Inverse problem of reconstructing the capacitance of electric double-layer capacitors

Abstract

The capacitance is a characteristic function of a capacitive energy storage device that is inaccessible to direct measurements, but can be estimated from input and output signals. Knowing that electric double-layer capacitors (EDLC) exhibit non-ideal capacitive behavior, their capacitance is commonly estimated from the time-domain definition of capacitance times voltage giving charge (using cyclic voltammetry and galvanostatic charge/discharge data), and in the same time from the same multiplicative relationship but in the frequency-domain (using impedance spectroscopy data), as if the capacitance is constant. The purpose of this study is to provide the recommended procedure to compute the capacitance of such types of devices from time-domain data starting from the definition of capacitance being the ratio of charge by voltage both defined in the frequency domain, which is consistent with the definition of conventional impedance.

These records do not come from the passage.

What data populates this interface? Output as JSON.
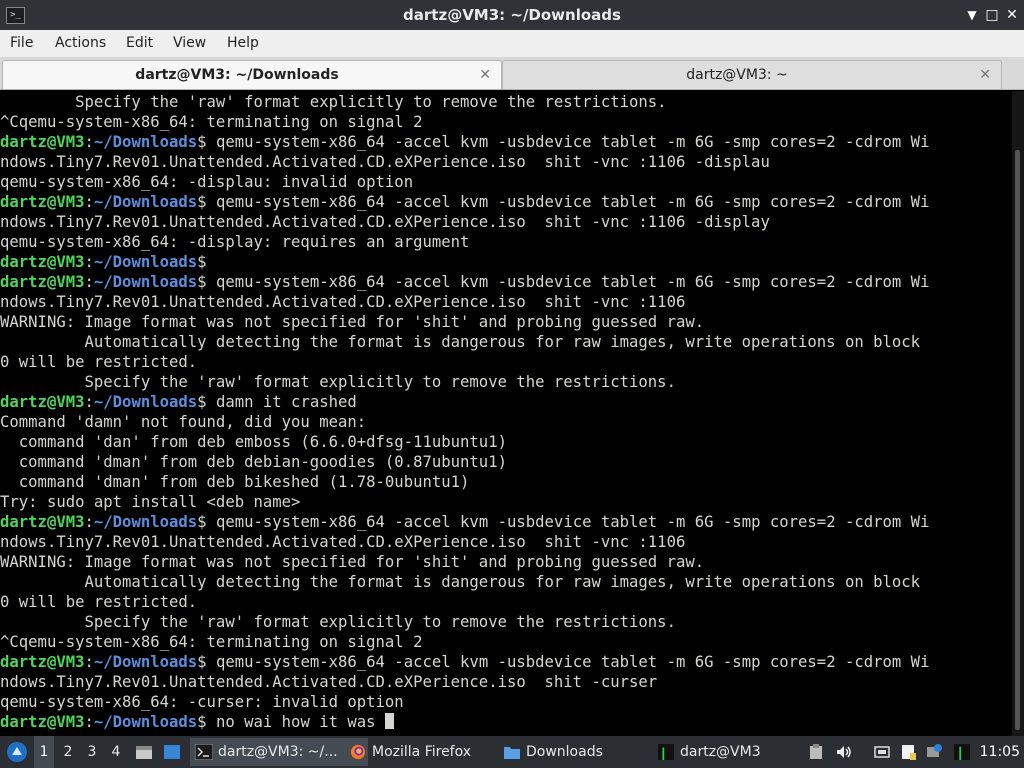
{
  "window": {
    "title": "dartz@VM3: ~/Downloads"
  },
  "menu": [
    "File",
    "Actions",
    "Edit",
    "View",
    "Help"
  ],
  "tabs": [
    {
      "label": "dartz@VM3: ~/Downloads",
      "active": true
    },
    {
      "label": "dartz@VM3: ~",
      "active": false
    }
  ],
  "prompt": {
    "user": "dartz@VM3",
    "path": "~/Downloads"
  },
  "terminal": {
    "lines": [
      {
        "text": "        Specify the 'raw' format explicitly to remove the restrictions."
      },
      {
        "text": "^Cqemu-system-x86_64: terminating on signal 2"
      },
      {
        "prompt": true,
        "text": "qemu-system-x86_64 -accel kvm -usbdevice tablet -m 6G -smp cores=2 -cdrom Wi"
      },
      {
        "text": "ndows.Tiny7.Rev01.Unattended.Activated.CD.eXPerience.iso  shit -vnc :1106 -displau"
      },
      {
        "text": "qemu-system-x86_64: -displau: invalid option"
      },
      {
        "prompt": true,
        "text": "qemu-system-x86_64 -accel kvm -usbdevice tablet -m 6G -smp cores=2 -cdrom Wi"
      },
      {
        "text": "ndows.Tiny7.Rev01.Unattended.Activated.CD.eXPerience.iso  shit -vnc :1106 -display"
      },
      {
        "text": "qemu-system-x86_64: -display: requires an argument"
      },
      {
        "prompt": true,
        "text": ""
      },
      {
        "prompt": true,
        "text": "qemu-system-x86_64 -accel kvm -usbdevice tablet -m 6G -smp cores=2 -cdrom Wi"
      },
      {
        "text": "ndows.Tiny7.Rev01.Unattended.Activated.CD.eXPerience.iso  shit -vnc :1106"
      },
      {
        "text": "WARNING: Image format was not specified for 'shit' and probing guessed raw."
      },
      {
        "text": "         Automatically detecting the format is dangerous for raw images, write operations on block"
      },
      {
        "text": "0 will be restricted."
      },
      {
        "text": "         Specify the 'raw' format explicitly to remove the restrictions."
      },
      {
        "prompt": true,
        "text": "damn it crashed"
      },
      {
        "text": "Command 'damn' not found, did you mean:"
      },
      {
        "text": "  command 'dan' from deb emboss (6.6.0+dfsg-11ubuntu1)"
      },
      {
        "text": "  command 'dman' from deb debian-goodies (0.87ubuntu1)"
      },
      {
        "text": "  command 'dman' from deb bikeshed (1.78-0ubuntu1)"
      },
      {
        "text": "Try: sudo apt install <deb name>"
      },
      {
        "prompt": true,
        "text": "qemu-system-x86_64 -accel kvm -usbdevice tablet -m 6G -smp cores=2 -cdrom Wi"
      },
      {
        "text": "ndows.Tiny7.Rev01.Unattended.Activated.CD.eXPerience.iso  shit -vnc :1106"
      },
      {
        "text": "WARNING: Image format was not specified for 'shit' and probing guessed raw."
      },
      {
        "text": "         Automatically detecting the format is dangerous for raw images, write operations on block"
      },
      {
        "text": "0 will be restricted."
      },
      {
        "text": "         Specify the 'raw' format explicitly to remove the restrictions."
      },
      {
        "text": "^Cqemu-system-x86_64: terminating on signal 2"
      },
      {
        "prompt": true,
        "text": "qemu-system-x86_64 -accel kvm -usbdevice tablet -m 6G -smp cores=2 -cdrom Wi"
      },
      {
        "text": "ndows.Tiny7.Rev01.Unattended.Activated.CD.eXPerience.iso  shit -curser"
      },
      {
        "text": "qemu-system-x86_64: -curser: invalid option"
      },
      {
        "prompt": true,
        "text": "no wai how it was ",
        "cursor": true
      }
    ]
  },
  "taskbar": {
    "workspaces": [
      "1",
      "2",
      "3",
      "4"
    ],
    "active_workspace": "1",
    "tasks": [
      {
        "label": "dartz@VM3: ~/...",
        "icon": "terminal-icon",
        "active": true
      },
      {
        "label": "Mozilla Firefox",
        "icon": "firefox-icon",
        "active": false
      },
      {
        "label": "Downloads",
        "icon": "folder-icon",
        "active": false
      },
      {
        "label": "dartz@VM3",
        "icon": "cpu-monitor-icon",
        "active": false
      }
    ],
    "clock": "11:05"
  },
  "colors": {
    "prompt_user": "#4fd65a",
    "prompt_path": "#5b8fde",
    "terminal_fg": "#d3d7cf",
    "terminal_bg": "#000000"
  }
}
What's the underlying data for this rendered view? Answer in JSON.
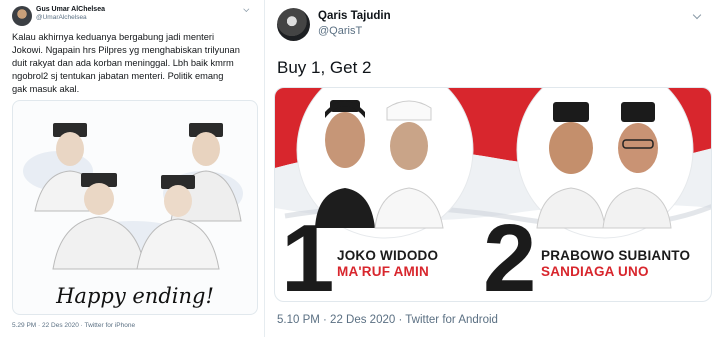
{
  "tweet_left": {
    "name": "Gus Umar AlChelsea",
    "handle": "@UmarAlchelsea",
    "text": "Kalau akhirnya keduanya bergabung jadi menteri\nJokowi. Ngapain hrs Pilpres yg menghabiskan trilyunan\nduit rakyat dan ada korban meninggal. Lbh baik kmrm\nngobrol2 sj tentukan jabatan menteri. Politik emang\ngak masuk akal.",
    "image_caption": "Happy ending!",
    "meta": "5.29 PM · 22 Des 2020 · Twitter for iPhone",
    "avatar_icon": "profile-avatar",
    "menu_icon": "chevron-down-icon"
  },
  "tweet_right": {
    "name": "Qaris Tajudin",
    "handle": "@QarisT",
    "text": "Buy 1, Get 2",
    "meta": "5.10 PM · 22 Des 2020 · Twitter for Android",
    "avatar_icon": "profile-avatar",
    "menu_icon": "chevron-down-icon",
    "poster": {
      "number_1": "1",
      "number_2": "2",
      "pair_1_line_1": "JOKO WIDODO",
      "pair_1_line_2": "MA'RUF AMIN",
      "pair_2_line_1": "PRABOWO SUBIANTO",
      "pair_2_line_2": "SANDIAGA UNO",
      "accent_color": "#d8262d"
    }
  }
}
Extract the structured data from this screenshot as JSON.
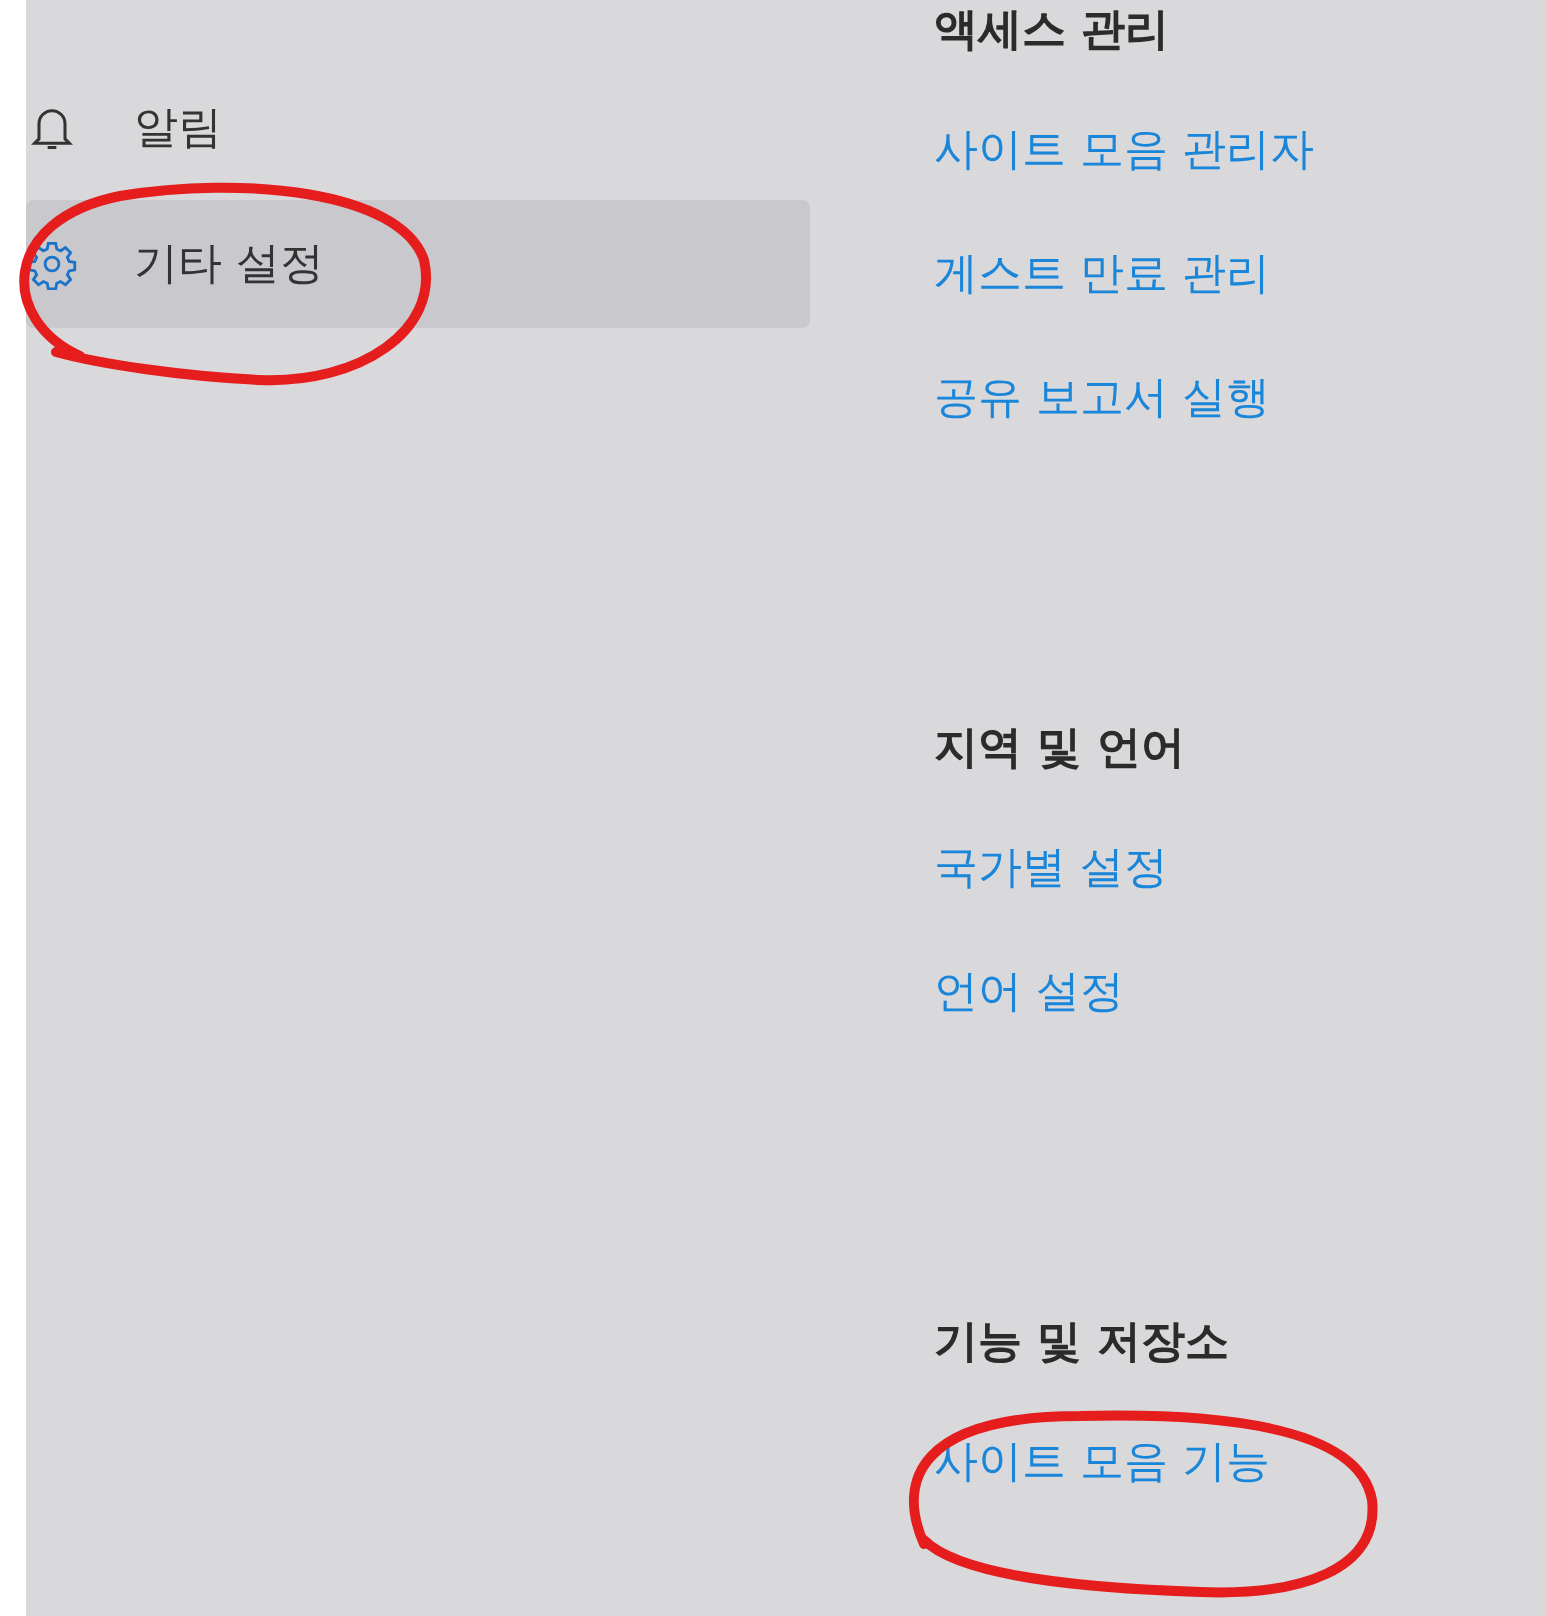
{
  "sidebar": {
    "items": [
      {
        "label": "알림",
        "selected": false
      },
      {
        "label": "기타 설정",
        "selected": true
      }
    ]
  },
  "sections": [
    {
      "heading": "액세스 관리",
      "links": [
        "사이트 모음 관리자",
        "게스트 만료 관리",
        "공유 보고서 실행"
      ]
    },
    {
      "heading": "지역 및 언어",
      "links": [
        "국가별 설정",
        "언어 설정"
      ]
    },
    {
      "heading": "기능 및 저장소",
      "links": [
        "사이트 모음 기능"
      ]
    }
  ]
}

This turns the situation in the time domain to be an ill-posed inverse problem of convolution, wherein the to-be-deconvolved or reconstructed capacitance can be very sensitive to experimental errors. We show results of the procedure using (i) synthetic data generated using a fractional-order capacitor model of impedance Z(jω)=1/[(jω)αCα] and (ii) experimental data of a commercial aluminium electrolytic capacitor and an EDLC for the two cases of linear voltage ramp and constant-current step excitations.